I often feel the trending of test automation to be a dangerous thing, but today, it helped me greatly! I’m not a technical person, nor do I have the ambition to spend my days coding. I do have been experimenting for a while with tools. A Ruby course here, some tryouts with the SamouraiWTF virtual machine and so on.
Selenium IDE is a very easy to use, easily installable add-on and incredibly useful. It’s great for throw-away scripts but bad at anything else (like every record-and-play tool). Today I used it by recording a few steps to log in to the webapp, execute a query and consult record details. From those details I triggered the functionality “Go to next record”.
I had noticed before that this functionality behaved slower than others, but testing this by “clicking and waiting” was tedious. Some tweaks to the recorded steps by adding some waiting time and copy-pasting 2 relevant steps about 200 times, I had the script I needed.

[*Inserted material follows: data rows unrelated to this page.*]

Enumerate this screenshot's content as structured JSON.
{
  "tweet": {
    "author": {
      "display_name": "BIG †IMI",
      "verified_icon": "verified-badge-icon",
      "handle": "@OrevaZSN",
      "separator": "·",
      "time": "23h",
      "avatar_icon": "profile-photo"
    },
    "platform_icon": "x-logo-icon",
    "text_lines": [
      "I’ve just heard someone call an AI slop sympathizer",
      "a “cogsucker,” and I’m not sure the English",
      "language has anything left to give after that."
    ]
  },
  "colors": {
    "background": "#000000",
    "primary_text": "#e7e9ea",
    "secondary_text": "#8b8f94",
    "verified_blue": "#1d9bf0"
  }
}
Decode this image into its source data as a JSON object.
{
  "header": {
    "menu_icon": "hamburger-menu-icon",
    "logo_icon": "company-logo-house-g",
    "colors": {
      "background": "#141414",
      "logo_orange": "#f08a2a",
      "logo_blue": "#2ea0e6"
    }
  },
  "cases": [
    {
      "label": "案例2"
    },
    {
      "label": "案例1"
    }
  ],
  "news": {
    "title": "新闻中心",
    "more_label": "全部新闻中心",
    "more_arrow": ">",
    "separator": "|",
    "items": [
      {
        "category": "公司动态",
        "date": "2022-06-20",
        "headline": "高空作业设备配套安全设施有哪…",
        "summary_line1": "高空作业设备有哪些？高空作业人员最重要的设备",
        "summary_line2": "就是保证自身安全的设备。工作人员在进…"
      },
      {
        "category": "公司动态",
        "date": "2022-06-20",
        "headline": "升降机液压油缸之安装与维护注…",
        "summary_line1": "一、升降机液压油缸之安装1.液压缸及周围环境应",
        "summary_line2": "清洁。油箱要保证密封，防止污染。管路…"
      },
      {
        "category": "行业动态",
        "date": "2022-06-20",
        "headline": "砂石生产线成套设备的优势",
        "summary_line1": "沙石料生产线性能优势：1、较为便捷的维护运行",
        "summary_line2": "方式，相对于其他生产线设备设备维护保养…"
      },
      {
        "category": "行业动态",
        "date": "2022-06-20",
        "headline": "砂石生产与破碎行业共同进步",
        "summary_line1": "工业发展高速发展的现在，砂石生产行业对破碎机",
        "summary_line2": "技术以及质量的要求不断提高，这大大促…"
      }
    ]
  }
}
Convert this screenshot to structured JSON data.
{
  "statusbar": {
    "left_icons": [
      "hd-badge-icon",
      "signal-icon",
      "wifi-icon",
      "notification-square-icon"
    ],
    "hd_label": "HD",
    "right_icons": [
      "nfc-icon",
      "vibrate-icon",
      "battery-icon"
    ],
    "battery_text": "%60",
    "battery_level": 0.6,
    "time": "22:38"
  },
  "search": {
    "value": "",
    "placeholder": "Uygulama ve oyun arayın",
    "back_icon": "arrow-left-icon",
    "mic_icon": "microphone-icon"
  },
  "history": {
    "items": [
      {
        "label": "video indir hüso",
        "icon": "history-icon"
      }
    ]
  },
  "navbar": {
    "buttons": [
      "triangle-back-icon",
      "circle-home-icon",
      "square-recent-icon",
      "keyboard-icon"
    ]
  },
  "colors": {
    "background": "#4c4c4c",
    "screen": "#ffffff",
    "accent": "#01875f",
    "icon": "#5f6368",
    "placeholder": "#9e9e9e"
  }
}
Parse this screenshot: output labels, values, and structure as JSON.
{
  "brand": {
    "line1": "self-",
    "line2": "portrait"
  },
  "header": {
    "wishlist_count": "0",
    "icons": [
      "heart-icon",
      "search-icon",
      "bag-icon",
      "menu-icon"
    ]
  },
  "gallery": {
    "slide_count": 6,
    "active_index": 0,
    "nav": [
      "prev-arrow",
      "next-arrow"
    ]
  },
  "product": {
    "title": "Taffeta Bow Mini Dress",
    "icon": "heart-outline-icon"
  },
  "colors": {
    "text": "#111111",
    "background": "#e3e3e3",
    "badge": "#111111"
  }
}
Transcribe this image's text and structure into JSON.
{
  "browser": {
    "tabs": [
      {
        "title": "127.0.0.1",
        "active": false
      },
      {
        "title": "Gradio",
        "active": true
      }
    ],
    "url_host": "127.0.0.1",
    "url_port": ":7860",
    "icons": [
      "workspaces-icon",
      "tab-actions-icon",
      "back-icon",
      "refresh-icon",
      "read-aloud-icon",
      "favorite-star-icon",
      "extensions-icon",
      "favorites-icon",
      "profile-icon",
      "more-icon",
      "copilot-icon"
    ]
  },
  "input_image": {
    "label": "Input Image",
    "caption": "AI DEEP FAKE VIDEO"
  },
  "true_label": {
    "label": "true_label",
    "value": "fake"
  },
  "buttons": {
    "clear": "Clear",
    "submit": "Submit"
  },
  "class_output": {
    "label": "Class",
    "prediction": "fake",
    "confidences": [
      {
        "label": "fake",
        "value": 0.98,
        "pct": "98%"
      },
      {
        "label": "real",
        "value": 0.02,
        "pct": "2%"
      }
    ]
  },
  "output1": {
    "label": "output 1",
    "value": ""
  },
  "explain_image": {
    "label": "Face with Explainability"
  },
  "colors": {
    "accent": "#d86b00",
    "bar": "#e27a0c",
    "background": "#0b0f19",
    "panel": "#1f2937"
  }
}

Fired up the browser, pressed F12 for the developer tools, clicked play and went for coffee. The script ran for longer than this, but the beauty of selenium is that it can run in the background. On the 136’th time, the application client ran out of memory resulted by a javascript overload.
A good find and a good use of test automation.
Remember though:
It was a human having the test idea;
It was a human who had the hunch and how to pursue it;
It was a human who created the script;
And it was a human who investigated the results.
It took a few others to interpret the error and eventually fix it.